Earthy Mysticism

“The glory of God is Man fully alive.”
– St. Irenaeus

In the late 1970s, while studying philosophy at Seattle University, I discovered the “earthy mysticism” of  William McNamara. For more than 30 years, it has remained the dominant spiritual influence of my life and is partly the reason I remain, despite everything, a committed follower of Christ and a stubborn (if not very pious) Catholic.

A charismatic retreat master and former Carmelite friar, McNamara espouses a gritty, life-affirming, no-nonsense approach to Christian spirituality that is unique and, to me, exhilarating. Despite having encountered over the years a wide assortment of gurus and spiritual teachers from many different religious traditions, I have never found a spiritual synthesis quite like that of McNamara’s Earthy Mysticism.

McNamara’s approach is both very traditional and, at the same time, strangely radical. His heroes are the classic Carmelite mystics such as St. Teresa of Avila and St. John of the Cross, but also literary figures such as Zorba the Greek and philosophers like Pierre Teilhard de Chardin and Abraham Joshua Heschel.

For McNamara, mysticism is not an otherworldly flight from reality but the opposite: a robust and courageous immersion in life in all its fullness and, through that immersion, an encounter with the Source of all (revealed, for Christians, in the person and work of the carpenter of Nazareth). With his long black (now grey) beard and full head of hair, McNamara looks like a wild-eyed rabbi or biblical prophet: a “disciplined wild man,” his term for a mystic.

In the 1970s and ’80s, McNamara’s message was challenging, defiantly anti-establishment: He insisted that all human beings, and certainly all followers of Christ, are called to be authentic contemplatives (mystics). Asceticism, the gradual sloughing off of pettiness and cheap thrills, is merely a way of whetting our appetites for the main meal of life.

The hustle and bustle of modern society is not such much sinful as it is deadening: or rather, it is sinful because it is deadening… or deadening because it is sinful. In his classic 1974 book, The Human Adventure: Contemplation for Everyman, written in the midst of the allegedly bohemian counter-culture, McNamara described the insipid dullness of materialistic society:

There are few towering pleasures to allure me, almost no beauty to bewitch me, nothing erotic to arouse me, no intellectual circles or positions to challenge or provoke me, no burgeoning philosophies or theologies and no new art to catch my attention or engage my mind, no rousing political, social, or religious movements to stimulate or excite me. There are no free men to lead me. No saints to inspire me. No sinners sinful enough to either impress me or share my plight. No one human enough to validate the “going” lifestyle. It is hard to linger in that dull world without being dulled.

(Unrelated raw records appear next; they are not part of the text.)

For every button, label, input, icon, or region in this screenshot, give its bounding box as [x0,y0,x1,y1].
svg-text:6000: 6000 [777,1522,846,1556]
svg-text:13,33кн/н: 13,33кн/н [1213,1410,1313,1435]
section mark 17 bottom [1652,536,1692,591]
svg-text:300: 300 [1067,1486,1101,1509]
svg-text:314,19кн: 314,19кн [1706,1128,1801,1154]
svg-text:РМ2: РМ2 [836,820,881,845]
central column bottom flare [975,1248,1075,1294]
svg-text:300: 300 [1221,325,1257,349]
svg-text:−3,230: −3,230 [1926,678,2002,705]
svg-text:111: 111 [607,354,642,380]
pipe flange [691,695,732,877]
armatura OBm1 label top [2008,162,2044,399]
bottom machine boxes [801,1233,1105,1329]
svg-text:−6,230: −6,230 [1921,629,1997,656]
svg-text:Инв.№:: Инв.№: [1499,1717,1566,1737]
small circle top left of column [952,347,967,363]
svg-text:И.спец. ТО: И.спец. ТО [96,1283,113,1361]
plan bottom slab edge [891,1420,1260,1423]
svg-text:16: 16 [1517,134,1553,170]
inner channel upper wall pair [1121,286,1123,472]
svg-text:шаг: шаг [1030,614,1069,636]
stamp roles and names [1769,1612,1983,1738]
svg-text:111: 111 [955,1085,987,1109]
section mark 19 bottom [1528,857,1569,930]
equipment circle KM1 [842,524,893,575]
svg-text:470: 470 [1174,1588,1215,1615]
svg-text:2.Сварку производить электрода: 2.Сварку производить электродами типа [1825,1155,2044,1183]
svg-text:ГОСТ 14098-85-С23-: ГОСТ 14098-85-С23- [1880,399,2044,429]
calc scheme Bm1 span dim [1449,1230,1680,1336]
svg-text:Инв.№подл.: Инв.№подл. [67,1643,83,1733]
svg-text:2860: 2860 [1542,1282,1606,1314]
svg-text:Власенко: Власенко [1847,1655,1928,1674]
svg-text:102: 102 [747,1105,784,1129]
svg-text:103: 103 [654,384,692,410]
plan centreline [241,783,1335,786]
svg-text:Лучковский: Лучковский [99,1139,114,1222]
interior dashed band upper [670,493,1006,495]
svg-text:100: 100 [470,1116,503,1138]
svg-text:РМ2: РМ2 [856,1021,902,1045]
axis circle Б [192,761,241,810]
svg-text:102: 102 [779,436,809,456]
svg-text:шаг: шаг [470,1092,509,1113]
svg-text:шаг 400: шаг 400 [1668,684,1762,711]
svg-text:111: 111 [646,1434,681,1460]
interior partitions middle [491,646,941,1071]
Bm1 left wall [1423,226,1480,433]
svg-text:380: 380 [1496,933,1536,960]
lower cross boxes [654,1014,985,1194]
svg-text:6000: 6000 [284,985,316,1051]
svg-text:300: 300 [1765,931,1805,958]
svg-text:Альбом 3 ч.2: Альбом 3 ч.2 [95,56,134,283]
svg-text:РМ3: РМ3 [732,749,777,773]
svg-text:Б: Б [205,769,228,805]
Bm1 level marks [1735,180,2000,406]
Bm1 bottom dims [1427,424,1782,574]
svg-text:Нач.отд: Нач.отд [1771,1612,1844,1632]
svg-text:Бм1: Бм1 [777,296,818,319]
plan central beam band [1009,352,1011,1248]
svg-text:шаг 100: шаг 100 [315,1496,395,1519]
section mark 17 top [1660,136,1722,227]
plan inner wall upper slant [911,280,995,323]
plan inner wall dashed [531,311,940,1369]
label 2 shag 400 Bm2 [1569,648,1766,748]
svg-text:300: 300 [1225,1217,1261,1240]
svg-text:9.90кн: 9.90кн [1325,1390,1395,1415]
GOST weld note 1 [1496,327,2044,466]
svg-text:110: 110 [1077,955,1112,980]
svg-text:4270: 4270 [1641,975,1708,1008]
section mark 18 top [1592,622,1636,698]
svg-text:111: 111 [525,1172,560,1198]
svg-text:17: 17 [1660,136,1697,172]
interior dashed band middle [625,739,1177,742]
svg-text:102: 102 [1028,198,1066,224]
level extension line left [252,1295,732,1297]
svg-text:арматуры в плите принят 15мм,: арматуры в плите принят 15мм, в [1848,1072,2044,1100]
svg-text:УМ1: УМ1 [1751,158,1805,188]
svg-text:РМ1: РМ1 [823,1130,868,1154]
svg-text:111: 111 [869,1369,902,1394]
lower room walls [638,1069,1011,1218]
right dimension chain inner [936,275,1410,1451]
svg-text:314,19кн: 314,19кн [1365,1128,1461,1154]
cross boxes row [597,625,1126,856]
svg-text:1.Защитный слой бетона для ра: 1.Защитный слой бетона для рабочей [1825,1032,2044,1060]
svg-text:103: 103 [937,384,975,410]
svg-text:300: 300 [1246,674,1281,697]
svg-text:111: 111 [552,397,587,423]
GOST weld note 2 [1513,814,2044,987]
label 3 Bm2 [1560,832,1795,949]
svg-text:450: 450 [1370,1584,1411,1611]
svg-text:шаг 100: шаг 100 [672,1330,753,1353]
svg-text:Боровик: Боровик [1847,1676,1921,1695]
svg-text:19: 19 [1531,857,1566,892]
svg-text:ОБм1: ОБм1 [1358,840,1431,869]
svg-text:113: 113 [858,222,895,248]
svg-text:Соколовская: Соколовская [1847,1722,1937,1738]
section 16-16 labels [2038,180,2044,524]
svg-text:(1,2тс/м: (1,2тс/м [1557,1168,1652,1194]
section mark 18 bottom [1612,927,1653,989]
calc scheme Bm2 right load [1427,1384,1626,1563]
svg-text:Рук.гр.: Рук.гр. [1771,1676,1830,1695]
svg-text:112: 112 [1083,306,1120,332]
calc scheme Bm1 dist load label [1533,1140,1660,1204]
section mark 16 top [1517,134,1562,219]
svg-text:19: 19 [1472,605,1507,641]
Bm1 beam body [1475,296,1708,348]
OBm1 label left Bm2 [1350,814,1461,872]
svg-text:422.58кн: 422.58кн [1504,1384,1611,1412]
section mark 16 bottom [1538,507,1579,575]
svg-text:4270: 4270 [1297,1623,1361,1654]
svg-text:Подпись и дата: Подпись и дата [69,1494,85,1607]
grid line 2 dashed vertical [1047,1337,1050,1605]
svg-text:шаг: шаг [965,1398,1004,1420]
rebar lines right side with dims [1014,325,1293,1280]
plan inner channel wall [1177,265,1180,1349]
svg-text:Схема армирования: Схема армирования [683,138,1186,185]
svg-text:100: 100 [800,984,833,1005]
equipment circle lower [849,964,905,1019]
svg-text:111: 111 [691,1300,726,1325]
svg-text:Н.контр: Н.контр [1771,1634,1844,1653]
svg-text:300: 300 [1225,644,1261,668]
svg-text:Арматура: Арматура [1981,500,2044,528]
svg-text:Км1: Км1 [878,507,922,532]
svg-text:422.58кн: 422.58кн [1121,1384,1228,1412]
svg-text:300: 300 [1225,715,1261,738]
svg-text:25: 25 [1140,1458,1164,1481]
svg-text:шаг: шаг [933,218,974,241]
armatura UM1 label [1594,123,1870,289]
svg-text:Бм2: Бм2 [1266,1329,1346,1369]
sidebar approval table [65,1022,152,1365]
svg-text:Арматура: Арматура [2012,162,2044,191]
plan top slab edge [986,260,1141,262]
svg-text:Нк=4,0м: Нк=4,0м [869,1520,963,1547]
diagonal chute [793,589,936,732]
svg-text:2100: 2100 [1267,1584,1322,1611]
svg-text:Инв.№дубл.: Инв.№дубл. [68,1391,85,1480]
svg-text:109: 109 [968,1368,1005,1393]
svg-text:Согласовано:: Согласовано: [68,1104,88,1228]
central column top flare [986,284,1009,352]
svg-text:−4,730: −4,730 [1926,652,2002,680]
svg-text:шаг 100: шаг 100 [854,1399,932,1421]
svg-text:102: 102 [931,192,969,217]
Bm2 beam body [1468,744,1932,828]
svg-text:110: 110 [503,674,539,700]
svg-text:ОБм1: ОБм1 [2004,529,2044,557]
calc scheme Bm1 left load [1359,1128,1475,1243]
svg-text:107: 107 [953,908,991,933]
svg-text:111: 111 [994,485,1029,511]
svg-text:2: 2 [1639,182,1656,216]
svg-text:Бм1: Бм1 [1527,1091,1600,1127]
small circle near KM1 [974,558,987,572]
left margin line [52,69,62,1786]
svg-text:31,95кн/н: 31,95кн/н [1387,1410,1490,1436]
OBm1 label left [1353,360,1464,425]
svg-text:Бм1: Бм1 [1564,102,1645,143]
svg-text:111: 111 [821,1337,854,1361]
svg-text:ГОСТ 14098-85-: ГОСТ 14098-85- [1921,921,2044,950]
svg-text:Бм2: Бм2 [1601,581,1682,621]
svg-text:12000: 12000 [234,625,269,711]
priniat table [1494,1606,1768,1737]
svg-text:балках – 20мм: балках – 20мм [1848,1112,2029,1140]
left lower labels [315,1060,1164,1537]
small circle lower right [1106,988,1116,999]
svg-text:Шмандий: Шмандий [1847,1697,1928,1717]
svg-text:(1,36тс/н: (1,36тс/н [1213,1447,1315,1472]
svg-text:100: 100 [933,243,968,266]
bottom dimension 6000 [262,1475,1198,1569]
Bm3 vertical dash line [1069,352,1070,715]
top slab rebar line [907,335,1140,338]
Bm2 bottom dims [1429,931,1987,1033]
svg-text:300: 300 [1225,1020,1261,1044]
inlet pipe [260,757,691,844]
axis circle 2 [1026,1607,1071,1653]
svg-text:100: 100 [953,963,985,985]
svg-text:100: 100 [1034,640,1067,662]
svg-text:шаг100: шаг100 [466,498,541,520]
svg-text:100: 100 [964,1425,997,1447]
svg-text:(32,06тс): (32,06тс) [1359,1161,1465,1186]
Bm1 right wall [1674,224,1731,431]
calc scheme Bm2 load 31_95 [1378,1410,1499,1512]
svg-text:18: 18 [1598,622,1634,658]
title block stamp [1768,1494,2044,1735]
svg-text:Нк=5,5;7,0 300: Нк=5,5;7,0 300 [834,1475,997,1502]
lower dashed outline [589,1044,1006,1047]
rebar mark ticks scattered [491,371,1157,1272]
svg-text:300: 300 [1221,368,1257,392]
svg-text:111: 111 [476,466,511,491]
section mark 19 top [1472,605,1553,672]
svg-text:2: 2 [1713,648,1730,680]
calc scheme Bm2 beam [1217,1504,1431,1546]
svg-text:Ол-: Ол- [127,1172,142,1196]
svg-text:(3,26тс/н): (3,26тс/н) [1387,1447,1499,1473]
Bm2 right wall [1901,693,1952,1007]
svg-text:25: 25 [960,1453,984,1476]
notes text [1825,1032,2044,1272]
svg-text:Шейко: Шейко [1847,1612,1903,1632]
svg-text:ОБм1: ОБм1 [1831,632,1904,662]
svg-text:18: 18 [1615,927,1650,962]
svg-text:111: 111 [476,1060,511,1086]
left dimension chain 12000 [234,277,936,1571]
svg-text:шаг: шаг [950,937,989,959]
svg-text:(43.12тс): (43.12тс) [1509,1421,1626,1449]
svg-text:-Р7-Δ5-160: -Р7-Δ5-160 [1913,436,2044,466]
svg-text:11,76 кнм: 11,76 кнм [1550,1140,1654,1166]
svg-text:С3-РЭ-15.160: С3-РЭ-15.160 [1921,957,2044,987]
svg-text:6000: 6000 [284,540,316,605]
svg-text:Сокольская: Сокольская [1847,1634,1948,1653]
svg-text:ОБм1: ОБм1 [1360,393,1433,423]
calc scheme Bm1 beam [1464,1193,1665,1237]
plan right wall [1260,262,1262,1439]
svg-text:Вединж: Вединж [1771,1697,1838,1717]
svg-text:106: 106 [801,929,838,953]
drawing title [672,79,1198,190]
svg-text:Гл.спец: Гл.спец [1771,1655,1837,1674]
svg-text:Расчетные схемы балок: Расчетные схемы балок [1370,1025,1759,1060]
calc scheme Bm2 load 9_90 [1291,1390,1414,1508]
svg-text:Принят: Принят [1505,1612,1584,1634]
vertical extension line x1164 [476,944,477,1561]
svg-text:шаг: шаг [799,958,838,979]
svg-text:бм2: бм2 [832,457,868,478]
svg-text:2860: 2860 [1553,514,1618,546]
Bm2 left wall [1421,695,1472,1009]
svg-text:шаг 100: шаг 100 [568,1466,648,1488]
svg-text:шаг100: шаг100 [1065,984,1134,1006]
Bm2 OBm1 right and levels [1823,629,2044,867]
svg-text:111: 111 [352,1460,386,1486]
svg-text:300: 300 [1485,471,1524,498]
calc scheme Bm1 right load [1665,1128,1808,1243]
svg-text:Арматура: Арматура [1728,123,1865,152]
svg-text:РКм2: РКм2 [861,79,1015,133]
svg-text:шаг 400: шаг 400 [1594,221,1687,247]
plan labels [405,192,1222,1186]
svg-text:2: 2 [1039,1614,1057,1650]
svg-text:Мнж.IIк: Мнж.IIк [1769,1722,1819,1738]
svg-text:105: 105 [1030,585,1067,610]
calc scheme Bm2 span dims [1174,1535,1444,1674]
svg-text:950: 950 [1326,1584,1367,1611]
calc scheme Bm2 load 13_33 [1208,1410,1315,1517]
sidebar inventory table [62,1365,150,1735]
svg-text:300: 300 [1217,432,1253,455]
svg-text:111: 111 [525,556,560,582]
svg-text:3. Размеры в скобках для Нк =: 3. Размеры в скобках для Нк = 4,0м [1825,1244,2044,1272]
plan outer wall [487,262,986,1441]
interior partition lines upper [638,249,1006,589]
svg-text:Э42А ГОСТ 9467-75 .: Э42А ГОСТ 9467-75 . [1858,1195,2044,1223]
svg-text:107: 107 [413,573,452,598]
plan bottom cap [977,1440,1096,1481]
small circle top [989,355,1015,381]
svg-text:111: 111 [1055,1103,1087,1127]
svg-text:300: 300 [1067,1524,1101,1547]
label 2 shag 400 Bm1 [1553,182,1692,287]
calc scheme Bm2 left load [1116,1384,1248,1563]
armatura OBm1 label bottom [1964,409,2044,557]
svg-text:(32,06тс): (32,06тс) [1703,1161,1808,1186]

Ultimately, Earthy Mysticism is an invitation to the radical amazement that comes with being fully, ecstatically alive. It is not a series of programs, methods or techniques but an attitude towards life, a willingness to ride the wild roller coaster of being a human being — with its rapturous joys and overwhelming sorrows.

McNamara’s brand of Earthy Mysticism seeks to reawaken in us a primordial astonishment at the real world and the God who is revealed in and through it. It seeks to help us recapture our original awe. When we pray, McNamara says, we enter the cave of a lion and do not know if we’ll come out alive. “God is not a nice or comfy thing to be possessed” through meditative techniques, he writes in his most recent book, Wild and Robust: The Adventure of Christian Humanism. “God is an earthquake.”